Mr Lim completed a six-month gardening course at the Singapore Botanic Gardens in 1970 and has earned his keep as a gardener since then, working at hotels on weekdays and private homes on weekends.
It was a former employer, the general manager of the predecessor of the Hotel Jen Tanglin Singapore, who got Mr Lim his current job.
Mr Juergen Doerr was moving to the Philippines and was worried that the man who tended his home garden would be out of a job.
So he tasked the head chef of what was then the Trader's Hotel to make sure that Mr Lim got a job in the hotel. In 2012, the role of a gardener was created for him.
"He is a good man.
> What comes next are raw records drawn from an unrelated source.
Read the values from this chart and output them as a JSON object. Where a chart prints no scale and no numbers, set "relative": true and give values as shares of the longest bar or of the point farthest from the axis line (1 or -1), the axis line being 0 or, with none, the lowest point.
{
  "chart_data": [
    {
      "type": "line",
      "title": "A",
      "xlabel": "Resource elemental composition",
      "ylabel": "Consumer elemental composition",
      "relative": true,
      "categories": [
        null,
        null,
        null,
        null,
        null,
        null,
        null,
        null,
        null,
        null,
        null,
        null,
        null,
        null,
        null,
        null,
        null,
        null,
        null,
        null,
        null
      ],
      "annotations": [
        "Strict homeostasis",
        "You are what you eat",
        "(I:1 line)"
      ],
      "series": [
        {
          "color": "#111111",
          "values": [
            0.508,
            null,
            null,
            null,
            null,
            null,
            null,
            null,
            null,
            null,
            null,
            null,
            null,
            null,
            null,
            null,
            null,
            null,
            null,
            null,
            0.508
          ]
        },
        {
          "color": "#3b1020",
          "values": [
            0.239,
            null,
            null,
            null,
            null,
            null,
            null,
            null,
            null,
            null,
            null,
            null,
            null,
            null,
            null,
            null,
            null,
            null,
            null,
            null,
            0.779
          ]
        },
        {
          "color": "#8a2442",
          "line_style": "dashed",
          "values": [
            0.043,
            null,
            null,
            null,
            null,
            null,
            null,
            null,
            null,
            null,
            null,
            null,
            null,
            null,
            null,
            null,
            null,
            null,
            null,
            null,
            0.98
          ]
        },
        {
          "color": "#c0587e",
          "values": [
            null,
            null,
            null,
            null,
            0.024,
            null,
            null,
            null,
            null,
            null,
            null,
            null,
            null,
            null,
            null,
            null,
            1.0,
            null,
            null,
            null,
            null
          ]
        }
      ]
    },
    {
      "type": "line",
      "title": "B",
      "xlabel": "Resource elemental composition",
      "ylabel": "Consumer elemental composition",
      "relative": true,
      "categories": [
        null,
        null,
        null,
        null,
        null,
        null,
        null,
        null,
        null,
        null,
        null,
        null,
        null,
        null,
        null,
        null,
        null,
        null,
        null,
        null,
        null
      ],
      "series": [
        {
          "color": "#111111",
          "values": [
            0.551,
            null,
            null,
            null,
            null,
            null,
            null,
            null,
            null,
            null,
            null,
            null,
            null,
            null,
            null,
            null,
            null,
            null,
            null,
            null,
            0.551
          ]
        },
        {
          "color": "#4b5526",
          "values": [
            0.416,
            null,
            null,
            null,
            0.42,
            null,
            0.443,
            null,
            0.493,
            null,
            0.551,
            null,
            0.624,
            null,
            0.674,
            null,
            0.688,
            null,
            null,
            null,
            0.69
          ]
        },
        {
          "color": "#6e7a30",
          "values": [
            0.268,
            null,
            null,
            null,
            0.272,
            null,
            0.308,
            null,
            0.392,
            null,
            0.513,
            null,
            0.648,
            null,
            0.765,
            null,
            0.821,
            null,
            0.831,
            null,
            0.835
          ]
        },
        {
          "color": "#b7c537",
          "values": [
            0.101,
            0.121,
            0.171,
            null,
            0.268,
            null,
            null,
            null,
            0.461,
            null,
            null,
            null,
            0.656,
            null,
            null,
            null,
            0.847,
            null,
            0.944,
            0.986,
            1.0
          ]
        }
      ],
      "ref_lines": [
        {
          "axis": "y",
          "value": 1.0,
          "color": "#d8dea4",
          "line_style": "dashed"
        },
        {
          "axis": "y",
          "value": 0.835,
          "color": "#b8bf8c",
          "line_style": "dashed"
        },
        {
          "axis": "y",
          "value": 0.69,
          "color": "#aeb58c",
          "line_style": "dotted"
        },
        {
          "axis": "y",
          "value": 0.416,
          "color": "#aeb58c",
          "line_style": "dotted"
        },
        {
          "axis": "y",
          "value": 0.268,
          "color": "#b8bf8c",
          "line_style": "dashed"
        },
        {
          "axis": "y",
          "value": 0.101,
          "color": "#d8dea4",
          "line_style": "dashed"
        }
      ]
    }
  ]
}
He pitied me because he was worried I wouldn't have a job," said Mr Lim.
Trader's Hotel was rebranded as Hotel Jen Tanglin Singapore in September 2014, and today, Mr Lim is the gardener of its Spice Garden.
He gets waste from the hotel's kitchens and turns it into compost for his garden, and offers the fruit he grows to hotel staff.
The garden is, today, open to the public and visitors are welcome to visit to see the fruits or have a chat with Mr Lim.
"When it comes to the Spice Garden at Hotel Jen Tanglin Singapore, there is no one more passionate or enthusiastic than Uncle Lim," said Ms Juliana Jauw, the hotel's assistant communications manager.
"Uncle Lim has inspired us with his knowledge and wisdom. We intend to use the Spice Garden as an educational hub to pass on his teachings to the next generation of staff, guests and members of the public."
When asked what he hopes to grow in future, Mr Lim said his biggest wish is to have a mango tree just like the one in his childhood home.
But he wavers.
"Okay, maybe a durian tree as well; it's hard to decide. I like them all," he said.